A investigação segue no rastro das fraudes praticadas pelas empresas que fabricam radares. Uma delas é a Perkons, de Pinhais, na Região Metropolitana de Curitiba, que tem contratos no Rio de Janeiro e no Rio Grande do Sul. A Perkons diz que inventou a lombada eletrônica e é líder no segmento no Brasil.
Alexandre Carvalho representa a empresa no Rio Grande do Sul. Logo no começo, ele revela como garantir a Perkons como a fornecedora dos radares para uma prefeitura, antes mesmo de começar a licitação: preparando um edital viciado.
Quem senta para negociar é o gerente da Perkons, Jobel Araújo, que confirma a oferta de propina feita pelo vendedor Alexandre Carvallho.
“O Alexandre me falou 8,5% daquele valor, mais que isso começa a ficar inviável”, diz.
A empresa preparou o edital sem realizar um estudo técnico, como manda a lei, para saber se nesses locais é necessário instalar os radares. Preste atenção no edital: Rua Gralha Azul. Este é o endereço que apareceu no começo da reportagem. Na viela de chão batido, a empresa confirma a necessidade de instalar lombada eletrônica. E nas quatro faixas. Que faixas são essas?
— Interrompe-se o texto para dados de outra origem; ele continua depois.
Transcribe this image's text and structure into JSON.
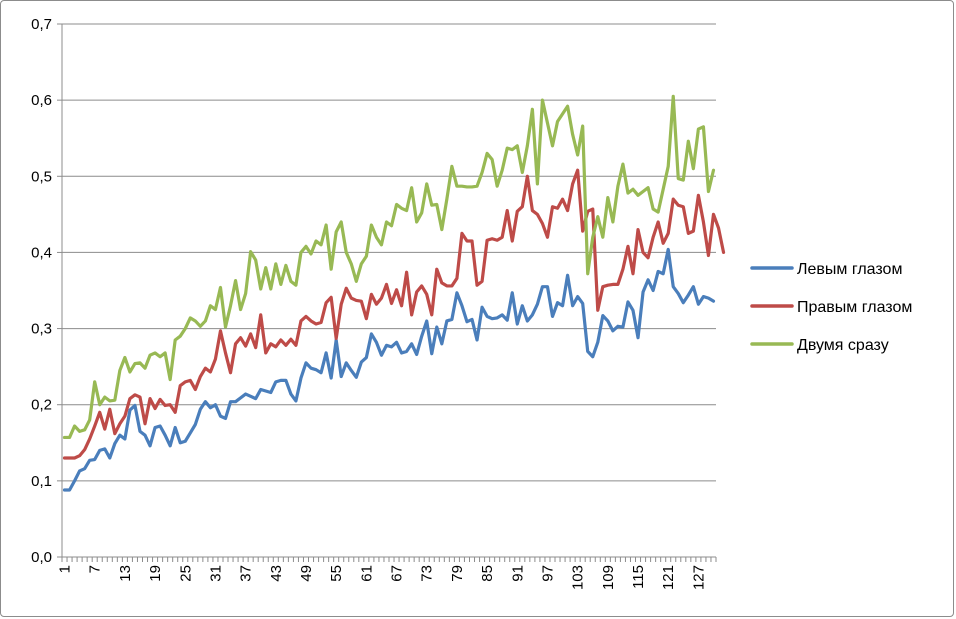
{
  "chart_data": {
    "type": "line",
    "title": "",
    "xlabel": "",
    "ylabel": "",
    "ylim": [
      0,
      0.7
    ],
    "y_ticks": [
      0.0,
      0.1,
      0.2,
      0.3,
      0.4,
      0.5,
      0.6,
      0.7
    ],
    "y_tick_labels": [
      "0,0",
      "0,1",
      "0,2",
      "0,3",
      "0,4",
      "0,5",
      "0,6",
      "0,7"
    ],
    "x_range": [
      1,
      130
    ],
    "x_tick_labels": [
      "1",
      "7",
      "13",
      "19",
      "25",
      "31",
      "37",
      "43",
      "49",
      "55",
      "61",
      "67",
      "73",
      "79",
      "85",
      "91",
      "97",
      "103",
      "109",
      "115",
      "121",
      "127"
    ],
    "grid": "horizontal",
    "legend_position": "right",
    "series": [
      {
        "name": "Левым глазом",
        "color": "#4a7ebb",
        "values": [
          0.088,
          0.088,
          0.1,
          0.113,
          0.116,
          0.127,
          0.128,
          0.14,
          0.142,
          0.13,
          0.149,
          0.16,
          0.155,
          0.193,
          0.199,
          0.165,
          0.16,
          0.146,
          0.17,
          0.172,
          0.16,
          0.146,
          0.17,
          0.15,
          0.152,
          0.163,
          0.174,
          0.194,
          0.204,
          0.196,
          0.2,
          0.185,
          0.182,
          0.204,
          0.204,
          0.209,
          0.214,
          0.211,
          0.208,
          0.22,
          0.218,
          0.216,
          0.23,
          0.232,
          0.232,
          0.214,
          0.205,
          0.235,
          0.255,
          0.248,
          0.246,
          0.242,
          0.268,
          0.235,
          0.285,
          0.237,
          0.255,
          0.245,
          0.236,
          0.256,
          0.262,
          0.293,
          0.282,
          0.265,
          0.278,
          0.276,
          0.282,
          0.268,
          0.27,
          0.28,
          0.266,
          0.29,
          0.31,
          0.267,
          0.302,
          0.28,
          0.31,
          0.312,
          0.347,
          0.33,
          0.309,
          0.312,
          0.285,
          0.328,
          0.316,
          0.313,
          0.314,
          0.318,
          0.311,
          0.347,
          0.306,
          0.33,
          0.31,
          0.318,
          0.332,
          0.355,
          0.355,
          0.316,
          0.334,
          0.33,
          0.37,
          0.33,
          0.342,
          0.333,
          0.27,
          0.263,
          0.282,
          0.317,
          0.31,
          0.297,
          0.303,
          0.302,
          0.335,
          0.324,
          0.288,
          0.348,
          0.364,
          0.35,
          0.375,
          0.372,
          0.404,
          0.355,
          0.346,
          0.334,
          0.344,
          0.355,
          0.332,
          0.342,
          0.34,
          0.336
        ]
      },
      {
        "name": "Правым глазом",
        "color": "#be4b48",
        "values": [
          0.13,
          0.13,
          0.13,
          0.133,
          0.141,
          0.155,
          0.172,
          0.19,
          0.168,
          0.194,
          0.162,
          0.175,
          0.185,
          0.208,
          0.213,
          0.21,
          0.175,
          0.208,
          0.195,
          0.207,
          0.199,
          0.2,
          0.19,
          0.225,
          0.23,
          0.232,
          0.22,
          0.237,
          0.248,
          0.243,
          0.26,
          0.297,
          0.268,
          0.242,
          0.28,
          0.288,
          0.277,
          0.293,
          0.275,
          0.318,
          0.268,
          0.28,
          0.276,
          0.285,
          0.278,
          0.286,
          0.278,
          0.31,
          0.316,
          0.31,
          0.306,
          0.308,
          0.334,
          0.341,
          0.287,
          0.332,
          0.353,
          0.34,
          0.337,
          0.336,
          0.313,
          0.345,
          0.332,
          0.34,
          0.358,
          0.333,
          0.351,
          0.33,
          0.374,
          0.318,
          0.348,
          0.356,
          0.345,
          0.318,
          0.378,
          0.36,
          0.356,
          0.356,
          0.366,
          0.425,
          0.415,
          0.415,
          0.357,
          0.362,
          0.416,
          0.418,
          0.416,
          0.42,
          0.455,
          0.415,
          0.454,
          0.46,
          0.5,
          0.455,
          0.45,
          0.438,
          0.42,
          0.46,
          0.458,
          0.47,
          0.455,
          0.49,
          0.508,
          0.428,
          0.454,
          0.457,
          0.324,
          0.355,
          0.357,
          0.358,
          0.358,
          0.378,
          0.408,
          0.372,
          0.43,
          0.4,
          0.393,
          0.42,
          0.44,
          0.412,
          0.425,
          0.47,
          0.462,
          0.46,
          0.425,
          0.428,
          0.475,
          0.44,
          0.396,
          0.45,
          0.432,
          0.4
        ]
      },
      {
        "name": "Двумя сразу",
        "color": "#98b954",
        "values": [
          0.157,
          0.157,
          0.172,
          0.165,
          0.167,
          0.18,
          0.23,
          0.2,
          0.21,
          0.205,
          0.206,
          0.245,
          0.262,
          0.243,
          0.254,
          0.255,
          0.248,
          0.265,
          0.268,
          0.263,
          0.268,
          0.233,
          0.285,
          0.29,
          0.3,
          0.314,
          0.31,
          0.303,
          0.31,
          0.33,
          0.325,
          0.354,
          0.302,
          0.33,
          0.363,
          0.325,
          0.346,
          0.401,
          0.39,
          0.352,
          0.38,
          0.352,
          0.385,
          0.358,
          0.383,
          0.362,
          0.357,
          0.4,
          0.408,
          0.398,
          0.415,
          0.41,
          0.436,
          0.378,
          0.427,
          0.44,
          0.4,
          0.385,
          0.362,
          0.385,
          0.395,
          0.436,
          0.42,
          0.41,
          0.44,
          0.435,
          0.463,
          0.458,
          0.455,
          0.485,
          0.44,
          0.452,
          0.49,
          0.462,
          0.463,
          0.43,
          0.47,
          0.513,
          0.487,
          0.487,
          0.486,
          0.486,
          0.487,
          0.505,
          0.53,
          0.522,
          0.487,
          0.508,
          0.537,
          0.535,
          0.54,
          0.505,
          0.54,
          0.588,
          0.49,
          0.6,
          0.57,
          0.54,
          0.572,
          0.582,
          0.592,
          0.555,
          0.528,
          0.566,
          0.372,
          0.42,
          0.447,
          0.42,
          0.472,
          0.44,
          0.487,
          0.516,
          0.478,
          0.483,
          0.475,
          0.48,
          0.485,
          0.457,
          0.453,
          0.483,
          0.513,
          0.605,
          0.497,
          0.495,
          0.546,
          0.51,
          0.562,
          0.565,
          0.48,
          0.508
        ]
      }
    ]
  }
}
Outras revelações comprovam a falta de critérios para instalar radares no país. Em Curitiba, há empresas que oferecem negócios mais lucrativos para as prefeituras corruptas. O encontro com o Alexandre Matschinke, vendedor da Dataprom, revela uma cena de corrupção explícita.
“Se tu me ‘der’ abertura para eu ir lá e montar o teu projeto inteiro, ‘você’ vai me falar: ‘Eu quero 15%, eu quero 10%’. Eu coloco isso no valor”, diz Alexandre Matschinke.
Ele admite que o custo da propina sai do bolso do contribuinte. Esqueça os percentuais comuns nesse tipo de negociação. Aqui, é tudo no meio a meio.